Wednesday, September 18, 2013

Peter King is Crazy

Every Monday Peter King, writer for Sport's Illustrated, writes his hallmark Monday Morning Quarterback column.  I like this column.  I like Peter King.  I also like advanced metrics.  This Monday's column made me not like all of those things - specifically the goat section.  This is what he wrote:


Goat of the Week

Greg Schiano, head coach, Tampa Bay. The choice Schiano had to make with 70 seconds left in the fourth quarter and a 16-14 lead over New Orleans, with a 4th-and-3 at the Saints’ 29, in a game in which neither team had any timeouts left: He could have punted and pinned Drew Brees at the, say, 10-yard line with 64 seconds left. Brees would have needed maybe 60 yards to get into Garrett Hartley field-goal range. Or he could have the August waiver signing from Buffalo, Rian Lindell, try a 47-yard field goal. If Lindell made it, the Saints would have had to drive for a touchdown to win the game. If Lindell missed it, the Saints would get the ball at their 37- and need 30 yards to be in field-goal range. Schiano decided to try the field goal. It was shanked. Brees went 54 yards, sweatlessly, to the winning chip-shot field goal as the clock expired. Bad decision by a coach under fire.
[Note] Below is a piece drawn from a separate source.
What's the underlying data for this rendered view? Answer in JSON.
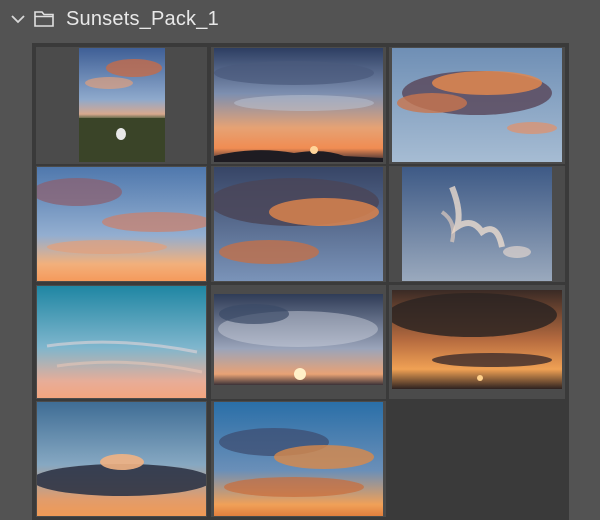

Here is my argument - who punts form the 29 yard line?  Has that ever happened?  I asked a few of my football friends what they would do and punt was the third option for everyone I asked.  Scoring a touchdown is so much harder than getting a field goal, even more so when you know that the Saints had only scored 13 points in the game.  I would maybe argue that they should have gone for it because even if you don't get it you are trading a shot at sealing the win for 10-15 yards of field position.  I also take issue with King slamming Lindell as a kicker.  He is older but this guy is a grizzled veteran.  Why have a kicker if you don't trust him to make a 46 yard field goal?  Now to Peter King's aid comes the dork patrol with win expectancy numbers:
"You can check out the nerd article here."
There is no way these numbers take into account all the factors involved.  The Saints had only one touchdown to that point in the whole game?  Why would Schiano expect one in the last minute?  Maybe some stat nerds kill the coach for the field goal attempt, but if he punted and got a touch-back or they scored anyway he would get much more heat.  Then again if the Bucs don't suck, no one cares.